Un village éveillé par la magie des bougies
Cette progression témoigne d’un attachement profond des Anglois à leur centre historique, perché sur son éperon rocheux dominant la plaine. Les ruelles médiévales, les calades et l’église gothique Notre-Dame-de-l’Assomption ont servi d’écrin à la déambulation musicale menée par le groupe Le Condor, dont les sonorités ont résonné entre les pierres centenaires.

Plus de 850 personnes étaient présentes Copyright Jean-Luc Fourrier

Tradition, crèche et chaleur humaine
La fête a également mis en lumière le travail des bénévoles de l’AVVA. « La fête des Lumières est la fête de l’Immaculée Conception », rappelle Guy Merosbian, président de l’association. Pour l’occasion, l’association a élaboré une crèche visible depuis la vitrine du four banal, lieu emblématique du village où l’on cuit chaque année un pain réalisé par un véritable boulanger. Le vin chaud épicé et le chocolat chaud, servis dans les jardins de l’église et sur la place centrale, ont prolongé l’ambiance conviviale, tandis que police municipale et nationale veillaient à la sécurité d’un rendez-vous familial très apprécié.
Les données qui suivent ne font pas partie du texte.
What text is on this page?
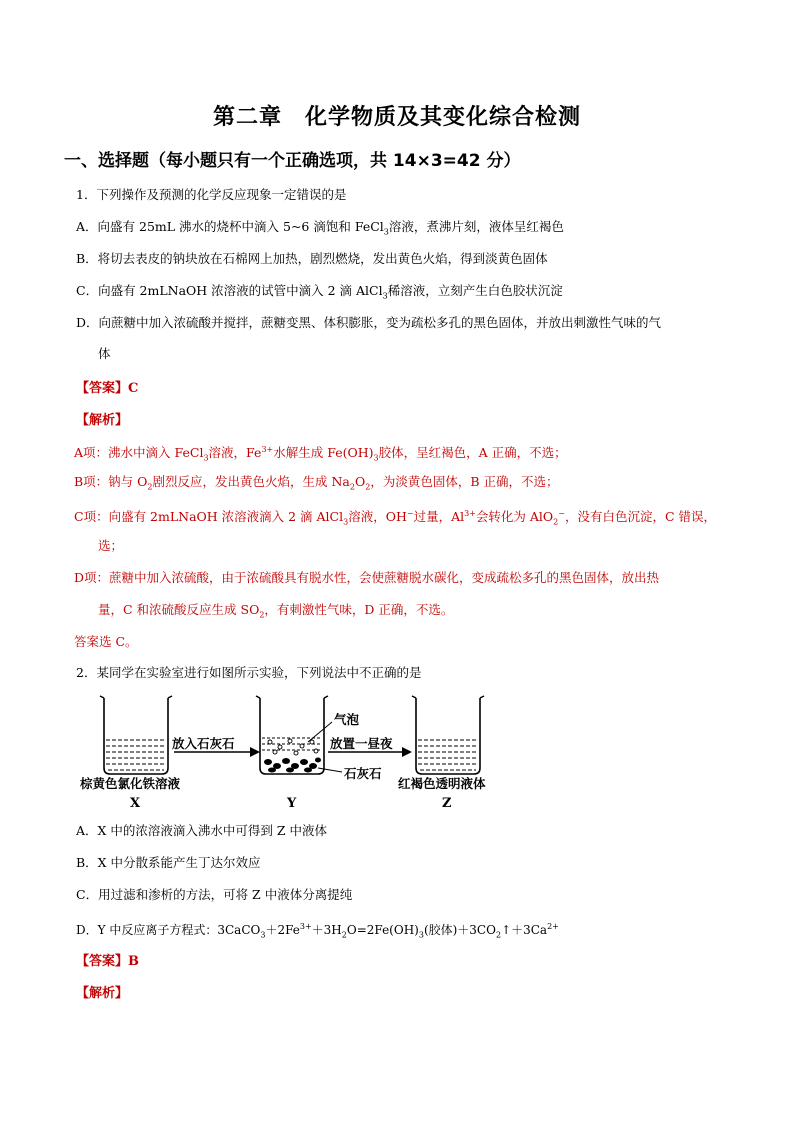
第二章　化学物质及其变化综合检测
一、选择题（每小题只有一个正确选项，共 14×3=42 分）
1．下列操作及预测的化学反应现象一定错误的是
A．向盛有 25mL 沸水的烧杯中滴入 5~6 滴饱和 FeCl$_3$溶液，煮沸片刻，液体呈红褐色
B．将切去表皮的钠块放在石棉网上加热，剧烈燃烧，发出黄色火焰，得到淡黄色固体
C．向盛有 2mLNaOH 浓溶液的试管中滴入 2 滴 AlCl$_3$稀溶液，立刻产生白色胶状沉淀
D．向蔗糖中加入浓硫酸并搅拌，蔗糖变黑、体积膨胀，变为疏松多孔的黑色固体，并放出刺激性气味的气
体
【答案】C
【解析】
A项：沸水中滴入 FeCl$_3$溶液，$Fe^{3+}$水解生成 $Fe(OH)_3$胶体，呈红褐色，A 正确，不选；
B项：钠与 $O_2$剧烈反应，发出黄色火焰，生成 $Na_2O_2$，为淡黄色固体，B 正确，不选；
C项：向盛有 2mLNaOH 浓溶液滴入 2 滴 AlCl$_3$溶液，OH−过量，$Al^{3+}$会转化为 AlO$_2$−，没有白色沉淀，C 错误，
选；
D项：蔗糖中加入浓硫酸，由于浓硫酸具有脱水性，会使蔗糖脱水碳化，变成疏松多孔的黑色固体，放出热
量，C 和浓硫酸反应生成 $SO_2$，有刺激性气味，D 正确，不选。
答案选 C。
2．某同学在实验室进行如图所示实验，下列说法中不正确的是
放入石灰石	放置一昼夜
气泡
石灰石
棕黄色氯化铁溶液	红褐色透明液体
X	Y	Z
A．X 中的浓溶液滴入沸水中可得到 Z 中液体
B．X 中分散系能产生丁达尔效应
C．用过滤和渗析的方法，可将 Z 中液体分离提纯
D．Y 中反应离子方程式：$3CaCO_3+2Fe^{3+}+3H_2O=2Fe(OH)_3$(胶体)$+3CO_2↑+3Ca^{2+}$
【答案】B
【解析】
La fête des lumières, un événement familial et convivial Copyright MMH

Un patrimoine vivant à découvrir toute l’année
La Fête des Lumières illustre l’âme d’un village qui a su préserver son histoire tout en l’animant. Le vieux village, avec ses ruelles étroites, ses maisons de pierre et ses sentiers patrimoniaux, séduit les visiteurs comme les habitants. Il offre également divers parcours : patrimoine, peintres, plantes, permettant de découvrir ses richesses architecturales et naturelles. Perché au-dessus de la vallée du Rhône, il propose un panorama unique, sans cesse invité dans les créations des artistes, des photographes et des promeneurs.
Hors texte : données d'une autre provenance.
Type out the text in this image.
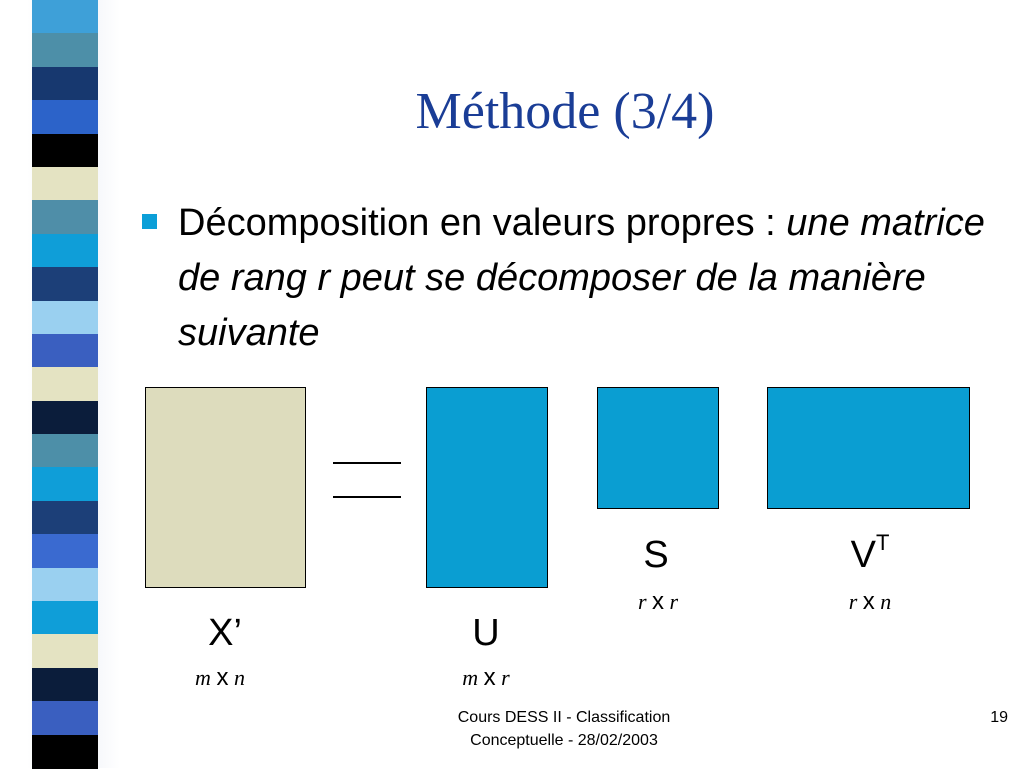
Méthode (3/4)
Décomposition en valeurs propres : une matrice de rang r peut se décomposer de la manière suivante
X’
m x n
U
m x r
S
r x r
$V^T$
r x n
Cours DESS II - Classification
Conceptuelle - 28/02/2003
19
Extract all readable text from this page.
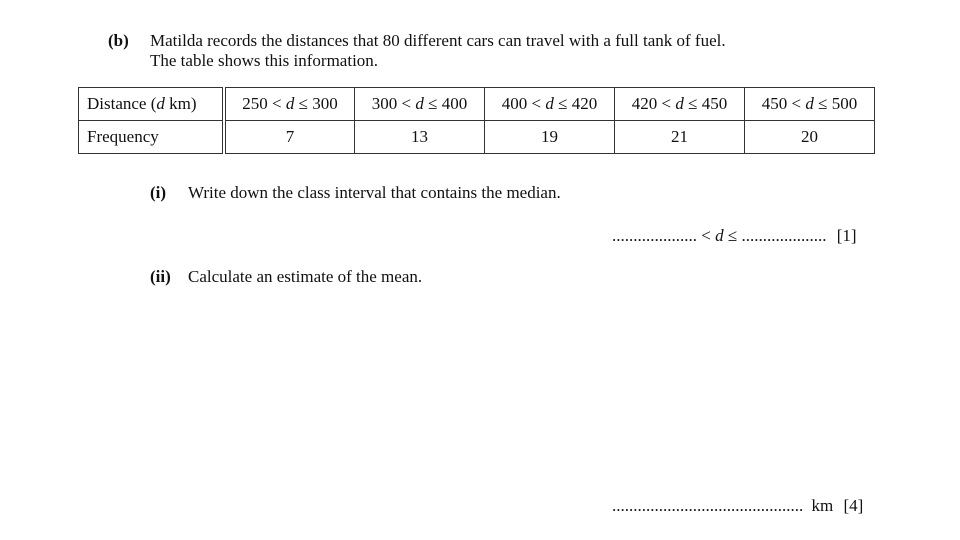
(b) Matilda records the distances that 80 different cars can travel with a full tank of fuel.
The table shows this information.
Distance (d km)	250 < d ≤ 300	300 < d ≤ 400	400 < d ≤ 420	420 < d ≤ 450	450 < d ≤ 500
Frequency	7	13	19	21	20
(i) Write down the class interval that contains the median.
.................... < d ≤ .................... [1]
(ii) Calculate an estimate of the mean.
............................................. km [4]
Un décembre animé : marché de Noël et stage artistique
Le mois de décembre ne s’arrête pas à la fête du 8. Les 13 et 14 décembre 2025, la Ville des Angles organise son marché de Noël au Forum, salles Blanchard et Boris Vian, de 10h à 18h. Au programme : artisans, food-trucks, animations, buvette, rencontre avec le père Noël et les mascottes. Entrée libre.
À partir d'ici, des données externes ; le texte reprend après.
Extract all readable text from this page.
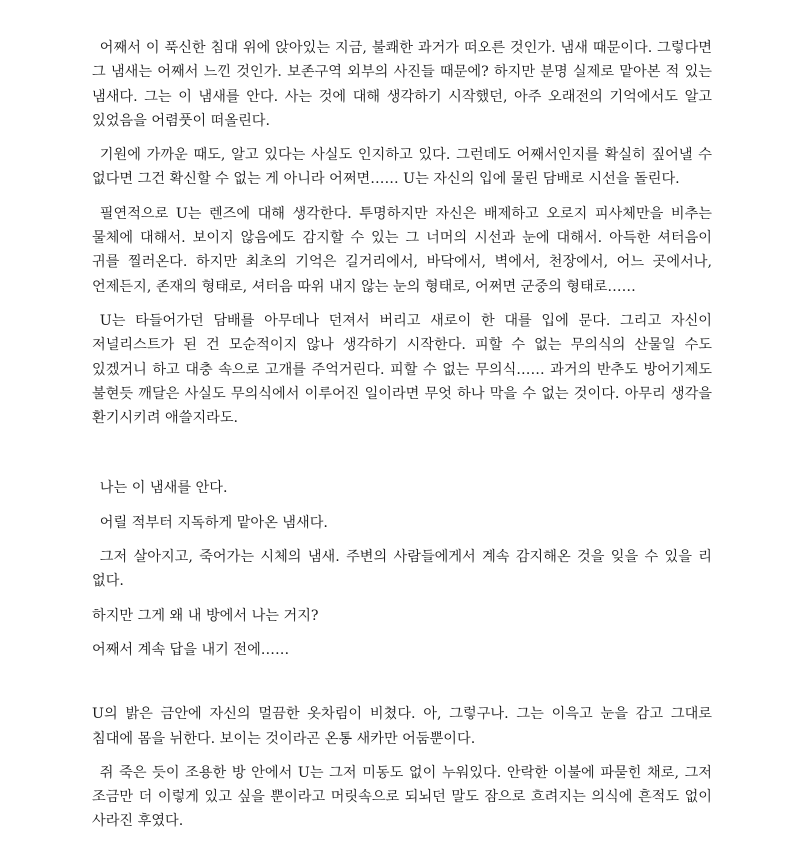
어째서 이 푹신한 침대 위에 앉아있는 지금, 불쾌한 과거가 떠오른 것인가. 냄새 때문이다. 그렇다면 그 냄새는 어째서 느낀 것인가. 보존구역 외부의 사진들 때문에? 하지만 분명 실제로 맡아본 적 있는 냄새다. 그는 이 냄새를 안다. 사는 것에 대해 생각하기 시작했던, 아주 오래전의 기억에서도 알고 있었음을 어렴풋이 떠올린다.

기원에 가까운 때도, 알고 있다는 사실도 인지하고 있다. 그런데도 어째서인지를 확실히 짚어낼 수 없다면 그건 확신할 수 없는 게 아니라 어쩌면…… U는 자신의 입에 물린 담배로 시선을 돌린다.

필연적으로 U는 렌즈에 대해 생각한다. 투명하지만 자신은 배제하고 오로지 피사체만을 비추는 물체에 대해서. 보이지 않음에도 감지할 수 있는 그 너머의 시선과 눈에 대해서. 아득한 셔터음이 귀를 찔러온다. 하지만 최초의 기억은 길거리에서, 바닥에서, 벽에서, 천장에서, 어느 곳에서나, 언제든지, 존재의 형태로, 셔터음 따위 내지 않는 눈의 형태로, 어쩌면 군중의 형태로……

U는 타들어가던 담배를 아무데나 던져서 버리고 새로이 한 대를 입에 문다. 그리고 자신이 저널리스트가 된 건 모순적이지 않나 생각하기 시작한다. 피할 수 없는 무의식의 산물일 수도 있겠거니 하고 대충 속으로 고개를 주억거린다. 피할 수 없는 무의식…… 과거의 반추도 방어기제도 불현듯 깨달은 사실도 무의식에서 이루어진 일이라면 무엇 하나 막을 수 없는 것이다. 아무리 생각을 환기시키려 애쓸지라도.

나는 이 냄새를 안다.

어릴 적부터 지독하게 맡아온 냄새다.

그저 살아지고, 죽어가는 시체의 냄새. 주변의 사람들에게서 계속 감지해온 것을 잊을 수 있을 리 없다.

하지만 그게 왜 내 방에서 나는 거지?

어째서 계속 답을 내기 전에……

U의 밝은 금안에 자신의 멀끔한 옷차림이 비쳤다. 아, 그렇구나. 그는 이윽고 눈을 감고 그대로 침대에 몸을 뉘한다. 보이는 것이라곤 온통 새카만 어둠뿐이다.

쥐 죽은 듯이 조용한 방 안에서 U는 그저 미동도 없이 누워있다. 안락한 이불에 파묻힌 채로, 그저 조금만 더 이렇게 있고 싶을 뿐이라고 머릿속으로 되뇌던 말도 잠으로 흐려지는 의식에 흔적도 없이 사라진 후였다.
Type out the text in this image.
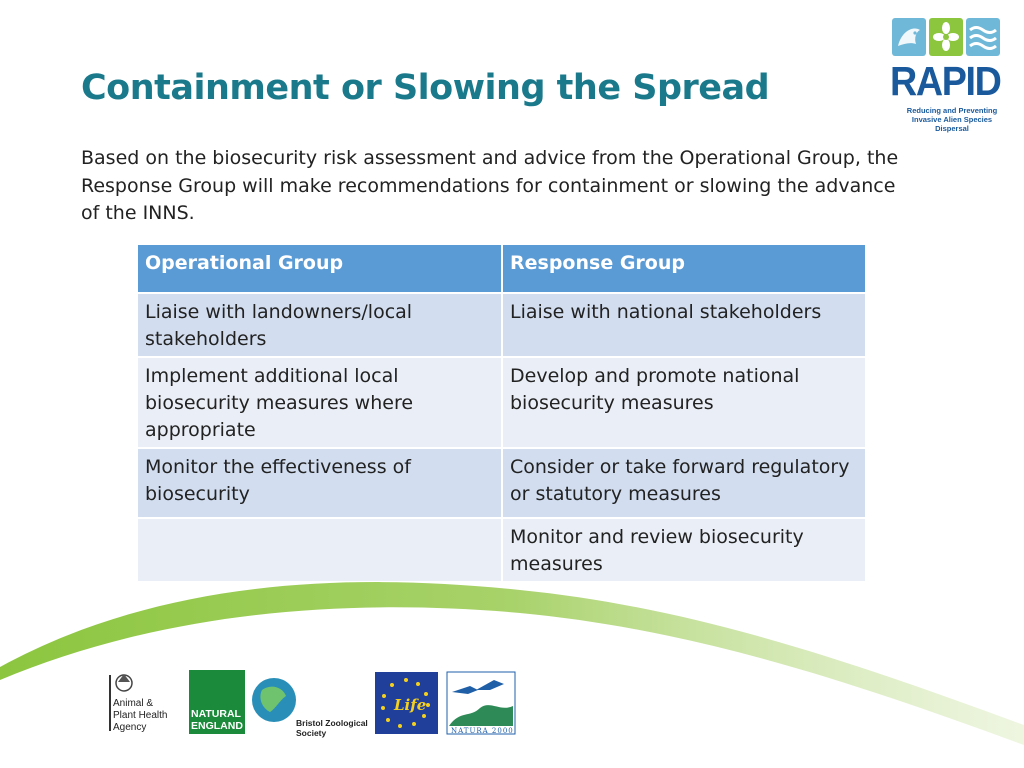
Containment or Slowing the Spread
Based on the biosecurity risk assessment and advice from the Operational Group, the Response Group will make recommendations for containment or slowing the advance of the INNS.
RAPID
Reducing and Preventing Invasive Alien Species Dispersal
Operational Group	Response Group
Liaise with landowners/local stakeholders	Liaise with national stakeholders
Implement additional local biosecurity measures where appropriate	Develop and promote national biosecurity measures
Monitor the effectiveness of biosecurity	Consider or take forward regulatory or statutory measures
	Monitor and review biosecurity measures
Animal &
Plant Health
Agency
NATURAL
ENGLAND	Bristol Zoological
Society
Life
NATURA 2000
Groupe musical Le Condor Copyright MMH

S’initier à la peinture
Le même week-end, un stage de dessin et de peinture aura lieu dans le vieux village, autour du réalisme abstrait. Encadré par Serge Le Cun, artiste plasticien diplômé de l’École nationale supérieure des Beaux-Arts de Paris, il propose de transformer le réel en jouant avec les cadrages et les angles de vue. Matériel fourni, dès 15 ans, sur réservation. Toutes les infos ici.

Un village singulier
Événement désormais incontournable, la Fête des Lumières révèle ce qui fait la singularité du vieux village des Angles : une histoire préservée, un patrimoine vivant et une communauté soudée. À travers bougies, chants, décorations et traditions, les habitants redonnent chaque année éclat et sens à leur village méditerranéen.

Un ciel lumineux au creux d’une calade Copyright MMH

Un lieu hors du temps
Qu’on y passe pour la fête, pour une balade d’hiver, pour un marché artisanal ou pour un atelier d’art, le vieux village des Angles offre une expérience rare : celle d’un lieu où la lumière, qu’elle soit celle des bougies ou celle du patrimoine, éclaire encore le quotidien. Un village où l’on aime venir et où l’on aimerait vivre.